- From: Sylvain Galineau <sylvaing@microsoft.com>
- Date: Thu, 31 May 2012 05:29:17 +0000
- To: Sebastian Zartner <sebastianzartner@gmx.de>, John Daggett <jdaggett@mozilla.com>
- CC: "www-style@w3.org" <www-style@w3.org>, "fremycompany_pub@yahoo.fr" <fremycompany_pub@yahoo.fr>, "manian@adobe.com" <manian@adobe.com>
[Sebastian Zartner:] > > > Sylvain Galineau wrote: > > > > > Not to prove that everyone's preference is someone else's ugly but I > > > can't stand the x-convention. If we're going to have a prefix why > > > not make it something readable. For instance: > > > > > > :root { define-link-color: blue } > > > a { color: $link-color } > > > > > > ...is imo a reasonable balance: terse at the point of use and very > > > explicit at the point of declaration since there should be many of > > > the former for each of the latter. > > > > This seems like a reasonable compromise. Maybe shorten the 'define' > > prefix? > > > > :root { def-link-color: blue } > > a { color: $link-color; } > > > > I'm not a huge fan of the prefix-foo syntax either but I think it's > > better than mucking with the core syntax simply to jam in the parsing > > of $foo for variable definitions.
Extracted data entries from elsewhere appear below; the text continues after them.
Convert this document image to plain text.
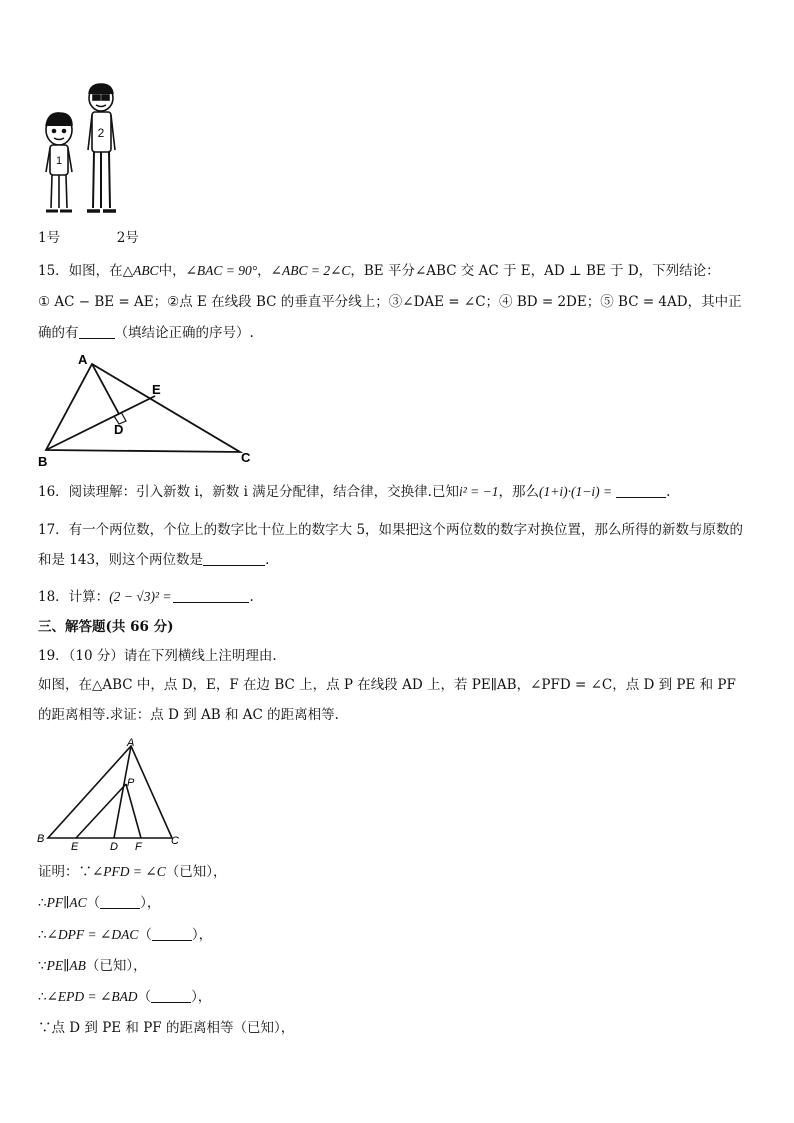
1
2
1号	2号
15．如图，在△ABC中，∠BAC = 90°，∠ABC = 2∠C，BE 平分∠ABC 交 AC 于 E，AD ⊥ BE 于 D，下列结论：
① AC − BE = AE；②点 E 在线段 BC 的垂直平分线上；③∠DAE = ∠C；④ BD = 2DE；⑤ BC = 4AD，其中正
确的有	（填结论正确的序号）.
A
B	C
D
E
16．阅读理解：引入新数 i，新数 i 满足分配律，结合律，交换律.已知i² = −1，那么(1+i)·(1−i) =	.
17．有一个两位数，个位上的数字比十位上的数字大 5，如果把这个两位数的数字对换位置，那么所得的新数与原数的
和是 143，则这个两位数是	.
18．计算：(2 − √3)² =	.
三、解答题(共 66 分)
19．（10 分）请在下列横线上注明理由.
如图，在△ABC 中，点 D，E，F 在边 BC 上，点 P 在线段 AD 上，若 PE∥AB，∠PFD = ∠C，点 D 到 PE 和 PF
的距离相等.求证：点 D 到 AB 和 AC 的距离相等.
A
P
B	C
E	D F
证明：∵∠PFD = ∠C（已知），
∴PF∥AC（	），
∴∠DPF = ∠DAC（	），
∵PE∥AB（已知），
∴∠EPD = ∠BAD（	），
∵点 D 到 PE 和 PF 的距离相等（已知），
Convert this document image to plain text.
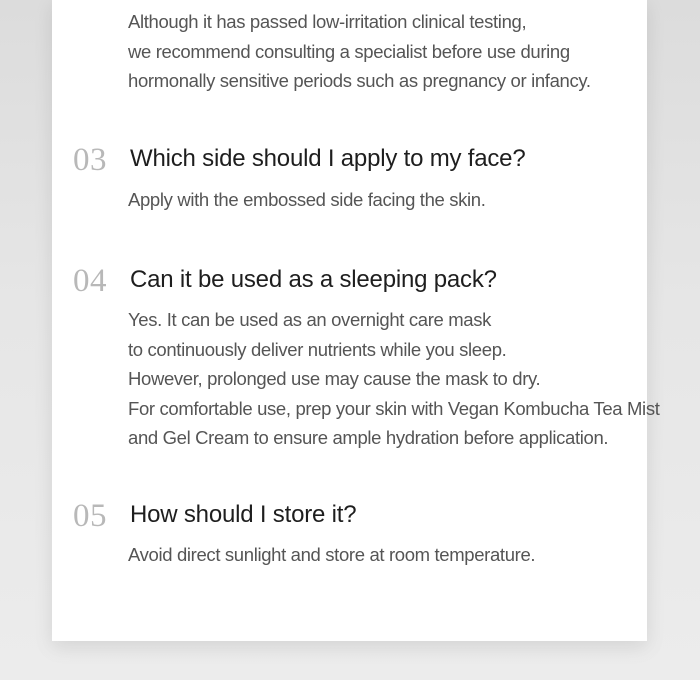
Although it has passed low-irritation clinical testing,
we recommend consulting a specialist before use during
hormonally sensitive periods such as pregnancy or infancy.

03 Which side should I apply to my face?

Apply with the embossed side facing the skin.

04 Can it be used as a sleeping pack?

Yes. It can be used as an overnight care mask
to continuously deliver nutrients while you sleep.
However, prolonged use may cause the mask to dry.
For comfortable use, prep your skin with Vegan Kombucha Tea Mist
and Gel Cream to ensure ample hydration before application.

05 How should I store it?

Avoid direct sunlight and store at room temperature.
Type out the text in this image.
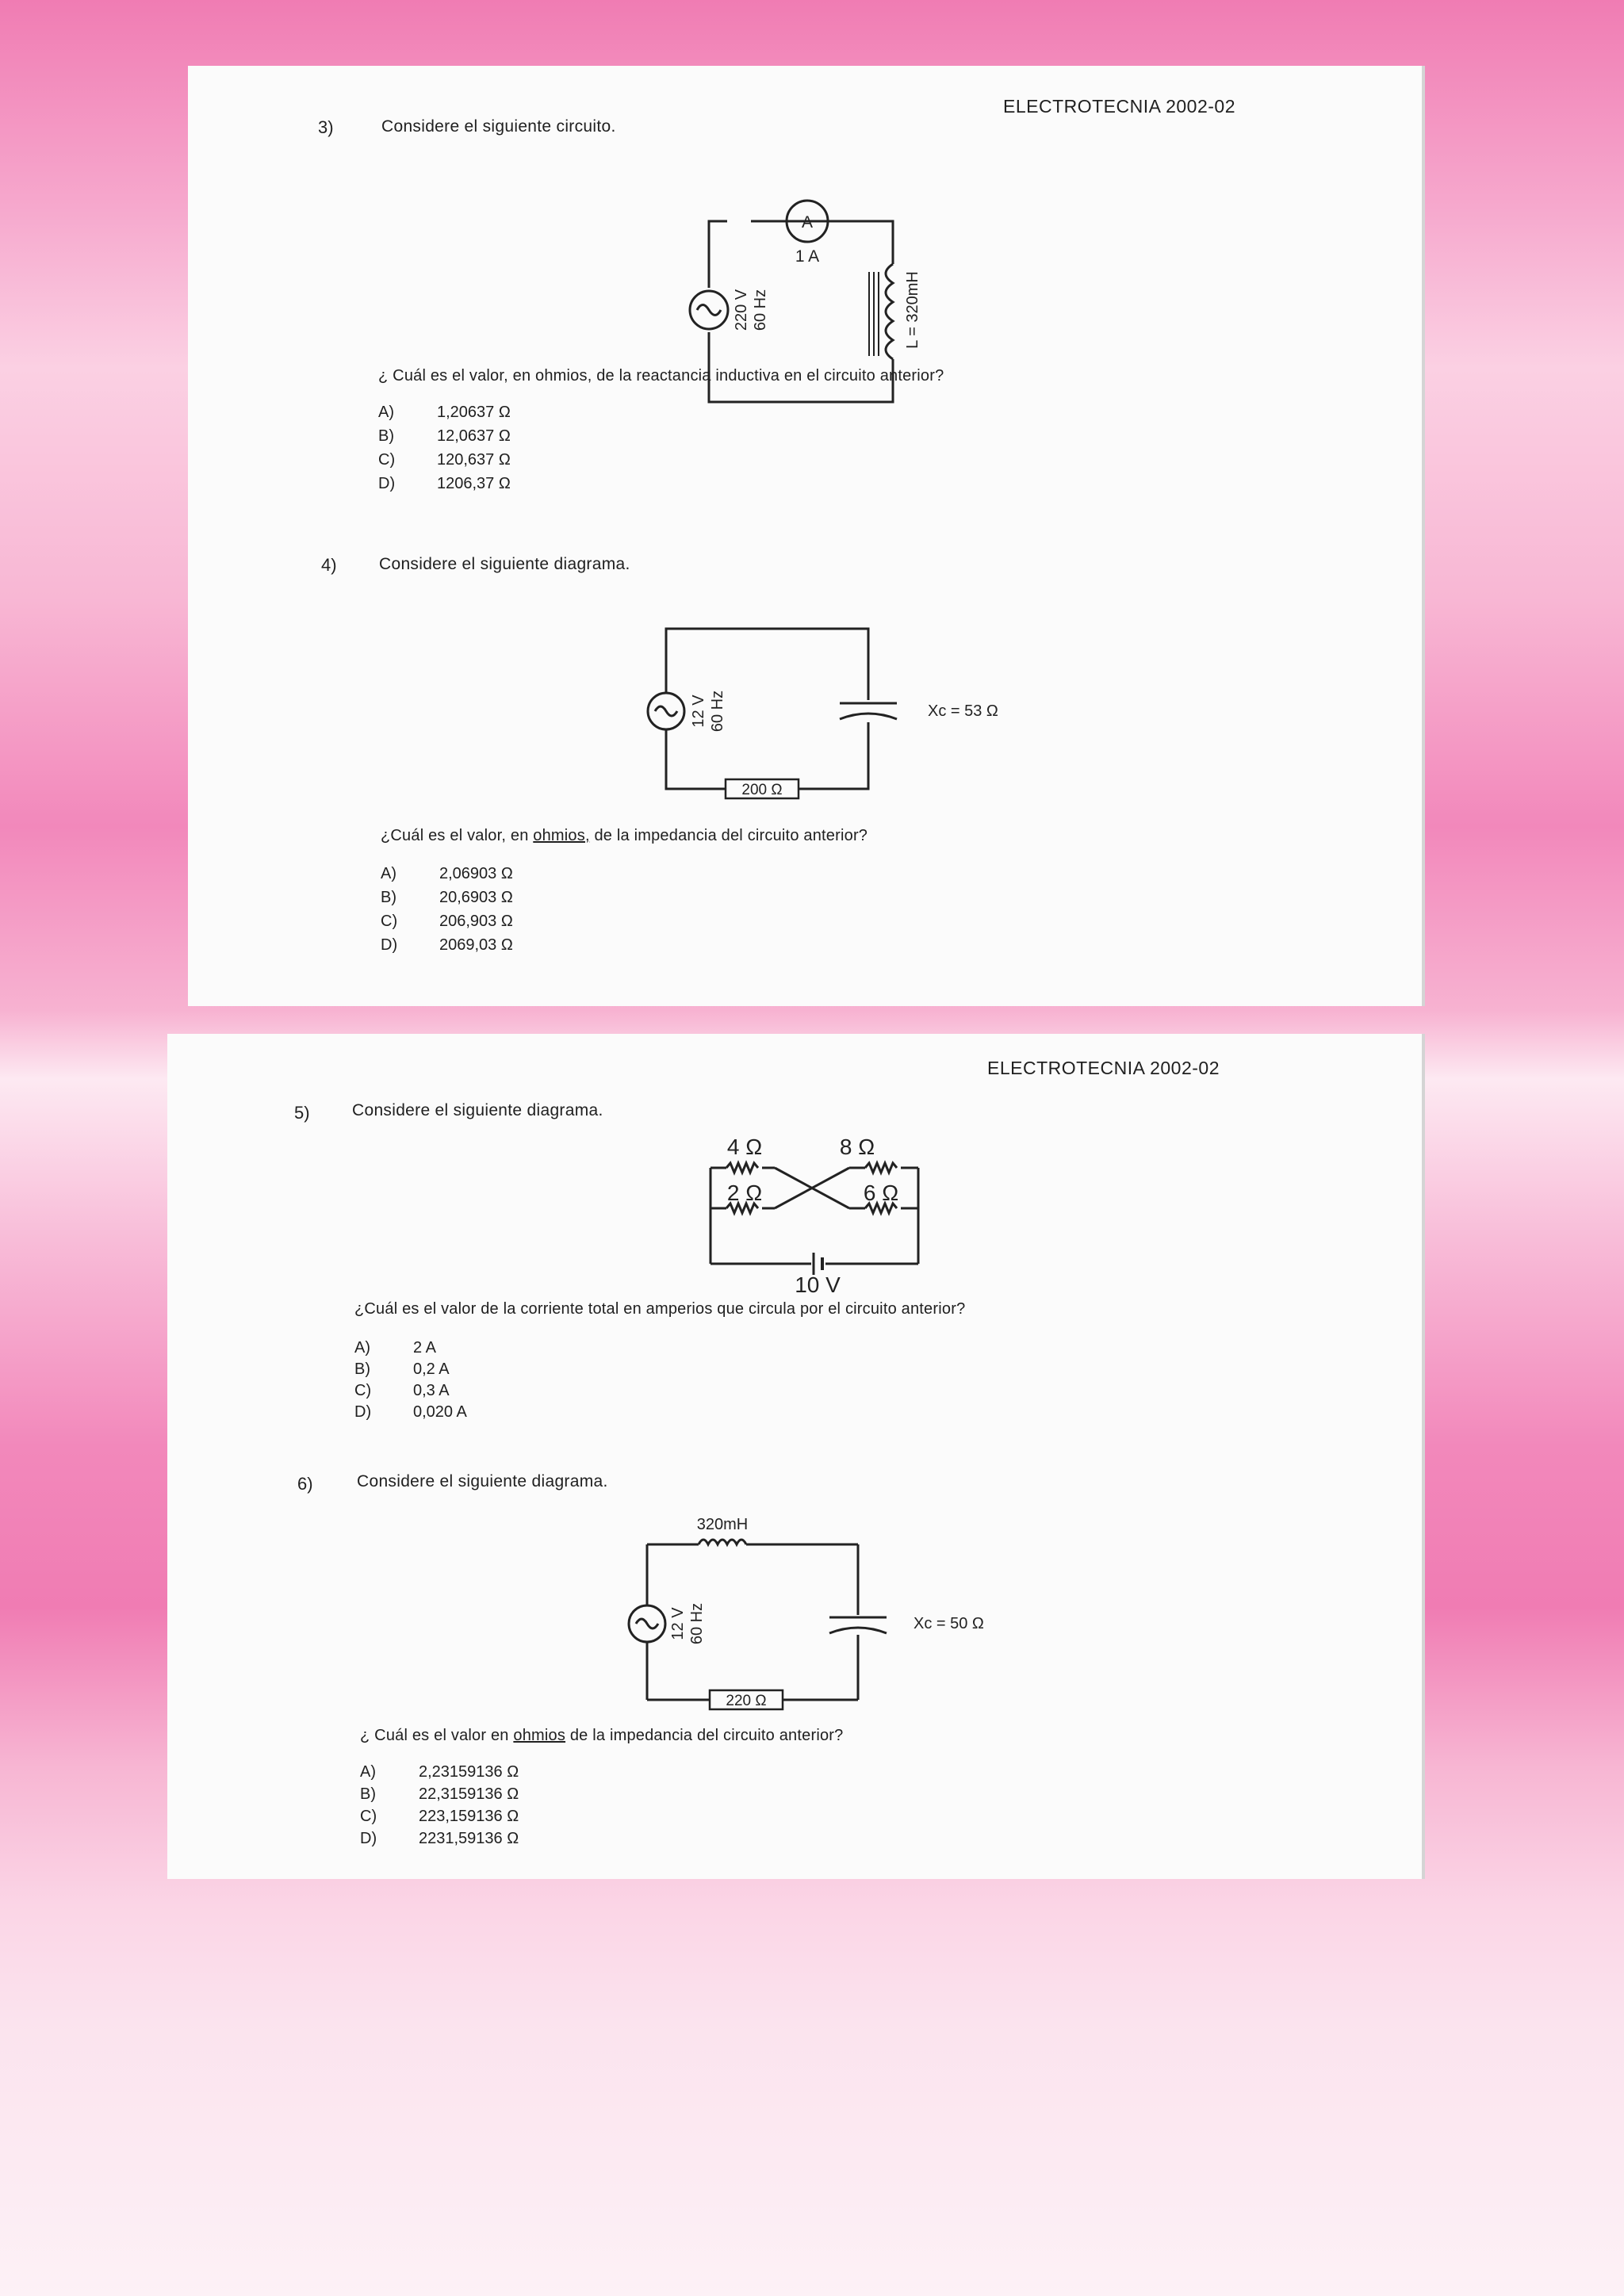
ELECTROTECNIA 2002-02
3)	Considere el siguiente circuito.
A
1 A
220 V 60 Hz	L = 320mH
¿ Cuál es el valor, en ohmios, de la reactancia inductiva en el circuito anterior?
A)	1,20637 Ω
B)	12,0637 Ω
C)	120,637 Ω
D)	1206,37 Ω
4)	Considere el siguiente diagrama.
12 V 60 Hz	Xc = 53 Ω
200 Ω
¿Cuál es el valor, en ohmios, de la impedancia del circuito anterior?
A)	2,06903 Ω
B)	20,6903 Ω
C)	206,903 Ω
D)	2069,03 Ω
ELECTROTECNIA 2002-02
5)	Considere el siguiente diagrama.
4 Ω	8 Ω
2 Ω	6 Ω
10 V
¿Cuál es el valor de la corriente total en amperios que circula por el circuito anterior?
A)	2 A
B)	0,2 A
C)	0,3 A
D)	0,020 A
6)	Considere el siguiente diagrama.
320mH
12 V 60 Hz	Xc = 50 Ω
220 Ω
¿ Cuál es el valor en ohmios de la impedancia del circuito anterior?
A)	2,23159136 Ω
B)	22,3159136 Ω
C)	223,159136 Ω
D)	2231,59136 Ω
On the use side, having to wrap > > prefix() around everything hurts the readability, especially in > > expressions. > > > > Regards, > > > > John Daggett > > To me the discussion about how CSS variables look like syntactically is > out of the scope of this thread. There are other threads related to that. > Noted. A syntax was suggested. A counter-proposal followed. You are welcome to ignore it.